Embung atau cekungan penampung (retention basin) adalah cekungan yang digunakan untuk mengatur dan menampung suplai aliran air hujan serta untuk meningkatkan kualitas air di badan air yang terkait (sungai, danau). Embung digunakan untuk menjaga kualitas air tanah, mencegah banjir, estetika, hingga pengairan. Embung menampung air hujan di musim hujan dan lalu digunakan petani untuk mengairi lahan di musim kemarau (Wikipedia).
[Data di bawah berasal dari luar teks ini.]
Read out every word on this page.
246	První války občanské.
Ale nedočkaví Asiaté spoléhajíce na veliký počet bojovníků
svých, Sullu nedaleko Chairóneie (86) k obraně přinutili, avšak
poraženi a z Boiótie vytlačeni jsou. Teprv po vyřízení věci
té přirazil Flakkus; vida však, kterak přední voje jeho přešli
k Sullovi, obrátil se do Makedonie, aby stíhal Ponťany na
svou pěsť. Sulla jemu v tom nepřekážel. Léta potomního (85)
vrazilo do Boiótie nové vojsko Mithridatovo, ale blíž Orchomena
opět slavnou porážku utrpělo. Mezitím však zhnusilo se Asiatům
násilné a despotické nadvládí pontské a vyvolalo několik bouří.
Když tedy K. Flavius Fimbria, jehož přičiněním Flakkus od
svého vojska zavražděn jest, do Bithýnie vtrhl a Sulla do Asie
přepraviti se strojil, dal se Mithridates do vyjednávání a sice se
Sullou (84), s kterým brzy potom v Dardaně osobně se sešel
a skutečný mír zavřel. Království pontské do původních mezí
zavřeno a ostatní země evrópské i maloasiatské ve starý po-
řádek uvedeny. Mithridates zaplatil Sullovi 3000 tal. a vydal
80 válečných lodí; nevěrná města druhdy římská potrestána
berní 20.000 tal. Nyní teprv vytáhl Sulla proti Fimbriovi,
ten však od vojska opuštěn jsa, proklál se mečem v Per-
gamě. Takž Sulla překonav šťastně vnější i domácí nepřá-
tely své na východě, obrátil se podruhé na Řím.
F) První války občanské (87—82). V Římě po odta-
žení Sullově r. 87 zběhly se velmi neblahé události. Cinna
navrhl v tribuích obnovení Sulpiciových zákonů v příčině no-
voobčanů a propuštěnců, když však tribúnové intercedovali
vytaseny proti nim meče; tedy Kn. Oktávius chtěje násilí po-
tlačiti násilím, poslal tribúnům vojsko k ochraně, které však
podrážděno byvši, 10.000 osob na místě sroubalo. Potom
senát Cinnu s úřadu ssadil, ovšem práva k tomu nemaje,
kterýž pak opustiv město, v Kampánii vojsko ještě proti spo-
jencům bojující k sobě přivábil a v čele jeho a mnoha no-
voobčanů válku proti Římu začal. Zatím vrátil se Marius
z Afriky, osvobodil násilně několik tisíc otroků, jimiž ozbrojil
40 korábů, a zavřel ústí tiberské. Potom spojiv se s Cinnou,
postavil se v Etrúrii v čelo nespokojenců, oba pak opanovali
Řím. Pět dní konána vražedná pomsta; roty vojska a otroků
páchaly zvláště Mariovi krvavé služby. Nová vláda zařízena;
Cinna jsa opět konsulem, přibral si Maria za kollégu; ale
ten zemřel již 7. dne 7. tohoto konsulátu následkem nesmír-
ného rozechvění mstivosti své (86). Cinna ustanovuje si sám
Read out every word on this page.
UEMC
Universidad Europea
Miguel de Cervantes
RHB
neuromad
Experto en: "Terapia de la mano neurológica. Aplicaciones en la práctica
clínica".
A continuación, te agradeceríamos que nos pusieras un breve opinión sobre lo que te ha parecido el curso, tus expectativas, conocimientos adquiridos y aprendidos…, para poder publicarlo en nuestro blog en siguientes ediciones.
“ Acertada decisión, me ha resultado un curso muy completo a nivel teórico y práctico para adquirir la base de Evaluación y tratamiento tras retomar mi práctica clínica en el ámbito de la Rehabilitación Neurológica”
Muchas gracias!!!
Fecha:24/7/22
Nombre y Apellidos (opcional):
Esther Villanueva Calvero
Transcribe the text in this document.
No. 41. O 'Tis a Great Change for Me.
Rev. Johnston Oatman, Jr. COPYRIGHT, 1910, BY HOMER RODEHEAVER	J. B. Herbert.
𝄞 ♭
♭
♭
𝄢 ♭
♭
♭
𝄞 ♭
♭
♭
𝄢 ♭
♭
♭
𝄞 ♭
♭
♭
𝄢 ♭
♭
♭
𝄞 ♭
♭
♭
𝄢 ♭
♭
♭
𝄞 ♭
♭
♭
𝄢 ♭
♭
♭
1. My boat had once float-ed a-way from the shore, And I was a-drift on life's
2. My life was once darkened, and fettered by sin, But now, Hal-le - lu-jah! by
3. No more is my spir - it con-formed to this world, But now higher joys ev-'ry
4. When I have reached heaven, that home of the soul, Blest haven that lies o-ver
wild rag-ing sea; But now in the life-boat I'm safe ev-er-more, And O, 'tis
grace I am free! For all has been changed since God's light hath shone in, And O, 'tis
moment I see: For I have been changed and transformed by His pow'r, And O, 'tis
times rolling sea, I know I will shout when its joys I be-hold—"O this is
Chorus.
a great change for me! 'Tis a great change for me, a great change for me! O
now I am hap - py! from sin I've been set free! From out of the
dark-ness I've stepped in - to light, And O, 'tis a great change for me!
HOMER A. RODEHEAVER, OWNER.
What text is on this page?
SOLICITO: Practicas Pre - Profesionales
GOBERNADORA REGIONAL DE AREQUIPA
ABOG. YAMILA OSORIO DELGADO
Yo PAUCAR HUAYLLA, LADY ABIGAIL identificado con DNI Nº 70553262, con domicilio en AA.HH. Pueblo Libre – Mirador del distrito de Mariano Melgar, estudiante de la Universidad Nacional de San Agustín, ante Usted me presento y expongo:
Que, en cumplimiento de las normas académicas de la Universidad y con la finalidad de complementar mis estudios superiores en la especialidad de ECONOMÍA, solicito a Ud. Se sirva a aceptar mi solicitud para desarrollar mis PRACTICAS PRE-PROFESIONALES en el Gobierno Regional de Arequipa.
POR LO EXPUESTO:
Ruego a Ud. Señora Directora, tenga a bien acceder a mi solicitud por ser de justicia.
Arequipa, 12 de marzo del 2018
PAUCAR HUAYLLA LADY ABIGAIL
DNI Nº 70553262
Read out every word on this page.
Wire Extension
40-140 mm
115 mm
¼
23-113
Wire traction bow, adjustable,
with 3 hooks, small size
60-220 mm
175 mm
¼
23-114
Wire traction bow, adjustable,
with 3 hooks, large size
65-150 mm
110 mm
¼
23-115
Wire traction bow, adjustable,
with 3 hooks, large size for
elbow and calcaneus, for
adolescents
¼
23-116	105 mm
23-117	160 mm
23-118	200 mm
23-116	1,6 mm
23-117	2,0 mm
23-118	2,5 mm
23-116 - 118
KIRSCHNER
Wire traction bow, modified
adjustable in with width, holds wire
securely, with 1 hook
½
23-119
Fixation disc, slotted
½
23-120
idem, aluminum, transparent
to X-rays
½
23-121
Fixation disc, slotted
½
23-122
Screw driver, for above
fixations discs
Nah, Tiny Reportage kali ini memberikan sangat sedikit informasi bagi kamu-kamu semua tentang salah satu embung yang ada di Yogyakarta, yaitu Embung Tambakboyo.

Embung Tambakboyo yang terletak di Condong Catur, Depok, Kec. Sleman, Daerah Istimewa Yogyakarta ini sebenarnya berada di tiga wilayah desa yaitu Condongcatur, Maguwo dan Wedomartani. Letak embung ini mungkin sedikit susah dicari, namun jika kamu-kamu semua sudah berada di wilayah Condongcatur bagian utara Ring Road, kamu-kamu semua tinggal bertanya kepada penduduk sekitar dan mereka akan menunjukan kemana langkahmu harus berjalan untuk menuju ke Embung Tambakboyo ini. Sebelum masuk lokasi embung ini, kamu-kamu semua akan disambut penjaga jalan masuk ke embung yang tergabung dalam P.E.T.A atau Pemuda Tambakboyo yang akan memberikan karcis tanda masuk. Jika kamu-kamu semua masuk dengan mengendarai kendaraan bermotor roda dua, kamu-kamu semua harus membayar retribusi sejumlah Rp2000,- dan jika kamu-kamu semua mengendarai kendaraan bermotor roda empat maka biaya retribusinya adalah Rp3000,-. Tapi Saya pribadi belum tahu jumlah biaya yang harus dibayarkan jika masuk tanpa mengendarai kendaraan bermotor (jalan kaki atau sepeda), mungkin kamu-kamu semua bisa mencobanya.

Karcis tanda masuk ke Embung Tambakboyo
Selesai dengan urusan retribusi yang menghabiskan waktu beberapa detik itu, kamu-kamu semua akan melewati jalan yang menurun yang di ujung jalan yang menurun itu kamu-kamu semua akan menjumpai sebuah embung yang luas dan luar biasa. Saran Saya, jika kamu-kamu semua mengendarain kendaraan apapun, kelilingilah dahulu embung tambakboyo ini karena sensasinya luar biasa (berdasarkan pengalaman saya, kalau kamu-kamu semua tidak merasakannya, berarti saya hanya berlebihan, hehe). Setelah selesai mengelilingi embung itu, baru carilah spot yang cocok untuk kamu-kamu semua agar bisa menikmati nuansa embung dan pemandangannya. Embung ini dibatasi dengan pagar besi di sekelilingnya untuk keamanan dan juga terdapat jalan yang mengelilinginya. Hati-hati jika mengendarai kendaraan bermotor di jalan ini. Gunakan kecepatan rendah dan santai saat berkendara dengan kendaraan bermotor karena sepanjang jalan ini sering digunakan untuk jalan-jalan, jogging dan bersepeda ataupun olahraga lainnya. Awasi juga dengan ketat jika kamu-kamu semua mengajak anak kecil.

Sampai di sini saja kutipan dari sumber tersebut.